Hydrogenation-induced ultrahigh stabilization and tunable electronic structures of two-dimensional orthorhombic diboron diphosphide

Using density-functional theory calculations, we have studied hydrogenated two-dimensional (2D) orthorhombic diboron diphosphorus (O-B2P2). It is found that hydrogenation can transit the pristine O-B2P2 from a tiny bandgap semiconductor to a wide- and indirect-bandgap semiconductor, and the bandgaps are dependent on hydrogenation configurations. Moreover, our calculations have revealed that the three hydrogenated O-B2P2 nanostructures are both dynamically and thermally stable, and their bandgaps are estimated to be 2.8-4.2 eV according to hybrid potential calculations. They are predicted to possess strongly anisotropic mechanical and carrier transport properties, allowing potential applications for in-plane anisotropic and high-performance electronic devices. Hydrogenated O-B2P2 nanostructures exhibit strong absorbance of ultraviolet light and their bandgaps can be linearly modulated by tensile strain. Our findings demonstrate novel mechanical and electronic properties of hydrogenated O-B2P2 nanostructures, combined with excellent stability in ambient conditions, suggesting that they could be promising candidates for strongly anisotropic electronic and sensor devices.

Automated summary

By using density-functional theory calculations, researchers investigated the hydrogenation effects on two-dimensional (2D) orthorhombic diboron diphosphorus (O-B2P2).

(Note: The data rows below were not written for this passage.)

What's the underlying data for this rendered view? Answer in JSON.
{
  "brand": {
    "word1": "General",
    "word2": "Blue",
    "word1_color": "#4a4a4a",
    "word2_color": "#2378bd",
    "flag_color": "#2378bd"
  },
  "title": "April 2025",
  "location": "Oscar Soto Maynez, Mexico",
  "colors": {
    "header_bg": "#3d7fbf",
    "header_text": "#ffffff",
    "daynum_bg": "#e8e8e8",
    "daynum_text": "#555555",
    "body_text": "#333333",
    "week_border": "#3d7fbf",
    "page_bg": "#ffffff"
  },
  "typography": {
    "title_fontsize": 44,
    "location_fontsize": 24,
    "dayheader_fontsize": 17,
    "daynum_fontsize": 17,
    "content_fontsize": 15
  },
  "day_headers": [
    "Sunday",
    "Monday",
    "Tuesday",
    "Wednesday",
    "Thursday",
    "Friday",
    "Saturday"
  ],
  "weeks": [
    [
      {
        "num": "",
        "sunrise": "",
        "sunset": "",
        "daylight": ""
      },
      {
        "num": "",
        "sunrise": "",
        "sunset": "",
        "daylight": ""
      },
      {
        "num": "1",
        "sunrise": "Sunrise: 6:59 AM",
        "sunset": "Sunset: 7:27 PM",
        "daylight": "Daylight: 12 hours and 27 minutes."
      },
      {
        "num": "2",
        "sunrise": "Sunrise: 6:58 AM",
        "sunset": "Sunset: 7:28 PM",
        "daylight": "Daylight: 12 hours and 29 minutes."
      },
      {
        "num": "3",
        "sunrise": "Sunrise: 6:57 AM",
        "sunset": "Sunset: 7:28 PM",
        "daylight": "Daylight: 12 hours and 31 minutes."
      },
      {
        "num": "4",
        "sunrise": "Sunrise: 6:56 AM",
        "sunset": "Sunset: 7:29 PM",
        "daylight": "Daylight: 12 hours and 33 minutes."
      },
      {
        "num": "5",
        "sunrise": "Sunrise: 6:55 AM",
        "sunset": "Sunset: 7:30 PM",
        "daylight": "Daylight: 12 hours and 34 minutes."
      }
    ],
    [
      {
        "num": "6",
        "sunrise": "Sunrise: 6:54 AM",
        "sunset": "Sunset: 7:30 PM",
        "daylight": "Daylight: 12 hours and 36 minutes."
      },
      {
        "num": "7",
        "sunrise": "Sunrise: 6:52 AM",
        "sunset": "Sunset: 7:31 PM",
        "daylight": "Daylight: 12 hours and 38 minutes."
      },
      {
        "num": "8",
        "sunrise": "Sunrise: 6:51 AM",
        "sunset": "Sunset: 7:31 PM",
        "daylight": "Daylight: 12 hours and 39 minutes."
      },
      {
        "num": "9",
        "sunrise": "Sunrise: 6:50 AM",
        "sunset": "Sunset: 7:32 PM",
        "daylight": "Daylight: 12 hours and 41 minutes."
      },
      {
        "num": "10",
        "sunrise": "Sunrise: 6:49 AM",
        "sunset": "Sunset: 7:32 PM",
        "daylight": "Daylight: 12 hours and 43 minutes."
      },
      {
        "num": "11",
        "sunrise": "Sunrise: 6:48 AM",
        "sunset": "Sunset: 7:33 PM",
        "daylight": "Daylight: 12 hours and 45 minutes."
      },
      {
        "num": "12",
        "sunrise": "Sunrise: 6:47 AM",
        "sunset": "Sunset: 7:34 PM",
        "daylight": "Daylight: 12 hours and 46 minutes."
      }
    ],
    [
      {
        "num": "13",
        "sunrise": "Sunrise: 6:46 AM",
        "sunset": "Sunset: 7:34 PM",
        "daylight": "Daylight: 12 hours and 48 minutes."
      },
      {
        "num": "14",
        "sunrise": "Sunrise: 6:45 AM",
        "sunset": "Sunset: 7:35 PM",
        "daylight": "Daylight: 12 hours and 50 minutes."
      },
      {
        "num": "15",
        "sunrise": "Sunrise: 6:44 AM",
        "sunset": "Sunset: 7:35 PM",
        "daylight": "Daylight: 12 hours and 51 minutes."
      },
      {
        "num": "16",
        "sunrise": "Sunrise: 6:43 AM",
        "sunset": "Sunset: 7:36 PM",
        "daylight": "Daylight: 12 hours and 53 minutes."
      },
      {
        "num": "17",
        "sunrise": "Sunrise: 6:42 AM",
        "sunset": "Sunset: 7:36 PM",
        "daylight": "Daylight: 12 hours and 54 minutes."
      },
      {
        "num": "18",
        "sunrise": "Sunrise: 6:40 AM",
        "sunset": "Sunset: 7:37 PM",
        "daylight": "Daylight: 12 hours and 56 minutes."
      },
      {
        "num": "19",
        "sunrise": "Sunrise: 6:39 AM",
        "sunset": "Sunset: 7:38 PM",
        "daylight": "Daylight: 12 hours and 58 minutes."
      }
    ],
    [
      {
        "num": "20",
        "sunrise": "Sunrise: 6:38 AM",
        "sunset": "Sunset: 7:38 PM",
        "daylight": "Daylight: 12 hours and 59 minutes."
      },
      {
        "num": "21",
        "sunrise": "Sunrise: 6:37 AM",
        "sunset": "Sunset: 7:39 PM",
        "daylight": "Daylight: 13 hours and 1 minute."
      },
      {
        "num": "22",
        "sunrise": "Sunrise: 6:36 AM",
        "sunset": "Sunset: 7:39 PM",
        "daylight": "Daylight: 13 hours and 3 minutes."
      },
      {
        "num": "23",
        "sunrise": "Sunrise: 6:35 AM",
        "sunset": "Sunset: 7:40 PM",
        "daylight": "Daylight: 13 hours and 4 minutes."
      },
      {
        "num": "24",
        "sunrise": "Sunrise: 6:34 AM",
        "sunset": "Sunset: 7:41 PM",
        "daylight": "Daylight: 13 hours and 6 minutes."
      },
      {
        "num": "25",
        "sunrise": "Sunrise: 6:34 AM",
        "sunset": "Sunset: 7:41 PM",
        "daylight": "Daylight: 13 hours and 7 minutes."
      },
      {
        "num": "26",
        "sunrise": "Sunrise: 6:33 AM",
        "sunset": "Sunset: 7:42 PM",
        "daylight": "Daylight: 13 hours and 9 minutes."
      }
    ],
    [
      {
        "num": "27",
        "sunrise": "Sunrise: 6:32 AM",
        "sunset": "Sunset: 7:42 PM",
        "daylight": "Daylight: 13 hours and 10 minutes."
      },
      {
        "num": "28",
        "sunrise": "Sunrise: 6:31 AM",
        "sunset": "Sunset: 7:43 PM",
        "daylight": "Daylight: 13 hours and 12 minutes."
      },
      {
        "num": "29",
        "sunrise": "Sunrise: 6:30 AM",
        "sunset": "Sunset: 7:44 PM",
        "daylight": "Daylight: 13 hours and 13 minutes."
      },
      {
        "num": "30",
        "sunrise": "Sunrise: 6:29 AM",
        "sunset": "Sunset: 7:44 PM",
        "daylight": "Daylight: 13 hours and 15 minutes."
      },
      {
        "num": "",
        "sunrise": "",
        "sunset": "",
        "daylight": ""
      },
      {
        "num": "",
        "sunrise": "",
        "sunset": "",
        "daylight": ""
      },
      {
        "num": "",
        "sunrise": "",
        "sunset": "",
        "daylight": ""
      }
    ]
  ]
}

The results show that hydrogenation can transform the pristine O-B2P2 into a wide and indirect-bandgap semiconductor with bandgap values depending on the hydrogenation configurations. The hydrogenated O-B2P2 nanostructures exhibit strong anisotropic mechanical and carrier transport properties, making them potential candidates for high-performance electronic devices and sensors.